Millville wants lower speed limit near park

Date Published: 
August 12, 2016

Millville contains a road that is 0.3 miles long, bends sharply in an L-shaped curve and has a new playground coming that will soon attract pedestrians, cyclists and more cars.

And, inexplicably, tiny Dukes Drive has an un-posted speed limit of 50 mph.

The Delaware Department of Transportation (DelDOT) had recently approached the Town with a proposal to reduce the speed limit to 30 mph. The Millville Town Council approved that on Aug. 9, but the council wants the speed limit to be even lower.

A speed limit change can occur in two ways on state-owned roads. In this case, DelDOT recommended the change but needs Town approval, because 30 mph isn’t official until signs are posted, and the Town pays for signage. But a town can also commission its own traffic studies and use that data to request that DelDOT change the speed limit.

DelDOT’s default speed limits are based on the type of road, said Town Solicitor Seth Thompson. Rural two-lane roadways are automatically 50 mph, and at present, only a few houses and farmland are located on the narrow road. But DelDOT’s default speed for “residential districts” is 25 mph, Thompson said. DelDOT’s traffic data, field tests and crash data moved the agency to request a reduction for Dukes Drive.

With a playground coming, some council members said they would even be happy with a 20 mph limit. (Only school zones have a 20 mph limit, and only when children are present.)

Dukes Drive is an L-shaped road that sticks south off of Route 26, curves sharply at a less-than-90-degree angle, then heads west to meet Windmill Avenue. Part of it borders a chunk of unincorporated land that is trapped in the middle of town limits. Millville’s portion is surrounded by four zones — mostly agricultural and residential, plus a bit of commercial by Route 26.

“The speed traveled at or above by 85 percent of motorists … has been found to be the best guide toward posting a reasonable and practical speed limit,” according to a Traffic Studies Section email. In this case, most drivers were traveling 30 mph.

Council Member Valerie Faden said she found it odd that DelDOT would set speed limits based on how fast people drive.

“The ultimate authority rests in DelDOT’s hands,” Thompson said.
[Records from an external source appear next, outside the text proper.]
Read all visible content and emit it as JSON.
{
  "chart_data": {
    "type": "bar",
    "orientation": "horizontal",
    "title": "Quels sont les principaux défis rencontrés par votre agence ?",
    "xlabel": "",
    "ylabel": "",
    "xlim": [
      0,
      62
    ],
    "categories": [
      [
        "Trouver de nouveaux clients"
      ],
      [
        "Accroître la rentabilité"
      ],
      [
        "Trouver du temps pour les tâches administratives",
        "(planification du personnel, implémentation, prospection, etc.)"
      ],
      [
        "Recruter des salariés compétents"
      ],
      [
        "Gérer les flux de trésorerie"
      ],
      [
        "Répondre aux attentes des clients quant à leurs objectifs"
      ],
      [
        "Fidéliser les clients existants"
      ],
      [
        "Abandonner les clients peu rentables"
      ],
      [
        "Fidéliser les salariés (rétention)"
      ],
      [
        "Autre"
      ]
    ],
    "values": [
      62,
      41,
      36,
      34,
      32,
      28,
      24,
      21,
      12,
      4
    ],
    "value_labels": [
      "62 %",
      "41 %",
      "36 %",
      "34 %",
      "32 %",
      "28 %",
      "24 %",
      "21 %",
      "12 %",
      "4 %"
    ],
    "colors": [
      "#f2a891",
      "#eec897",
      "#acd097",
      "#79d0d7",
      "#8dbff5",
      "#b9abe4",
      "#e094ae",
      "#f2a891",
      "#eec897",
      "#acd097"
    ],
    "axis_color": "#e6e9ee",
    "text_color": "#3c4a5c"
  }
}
But Millville will make its case, with council members wondering why DelDOT didn’t consider 25 mph, which they said is consistent with town zoning — especially if a park, where children are a key audience, is coming.

AECOM’s Kyle Gulbronson suggested DelDOT could simply concur with the Town’s recommendation for 25 mph, without additional traffic studies.

In the meantime, the council has approved the new 30 mph limit but will also ask DelDOT’s rationale for that speed and will lobby for an even lower speed limit.

Councilman Steve Small voted against the resolution, emphasizing his desire for a 20 mph limit. But the other four council members voted to lower the speed limit to 30 mph, at least for now.

“To me, it doesn’t end at 30,” Gordon said. “To me, we’re going from 50 to 30, with a possibility of 25.”

Because the road curves sharply without a stop sign, DelDOT also recommended installing several chevrons to delineate the curve, as well as speed advisory (not speed limit) signs encouraging drivers to slow 5 or 10 mph when nearing the curve in either direction.

In other Millville Town Council news:

• Nancy Maupai was appointed and sworn into the Board of Adjustment. She previously served on the BOA around 2006 to 2009, she told the council.

• A Shade Above was approved for its final site plan at 35722 Atlantic Avenue, which involves replacing the vacant residence with a new retail building for window design services.

The town council’s next workshop will be Tuesday, Aug. 23, at 7 p.m.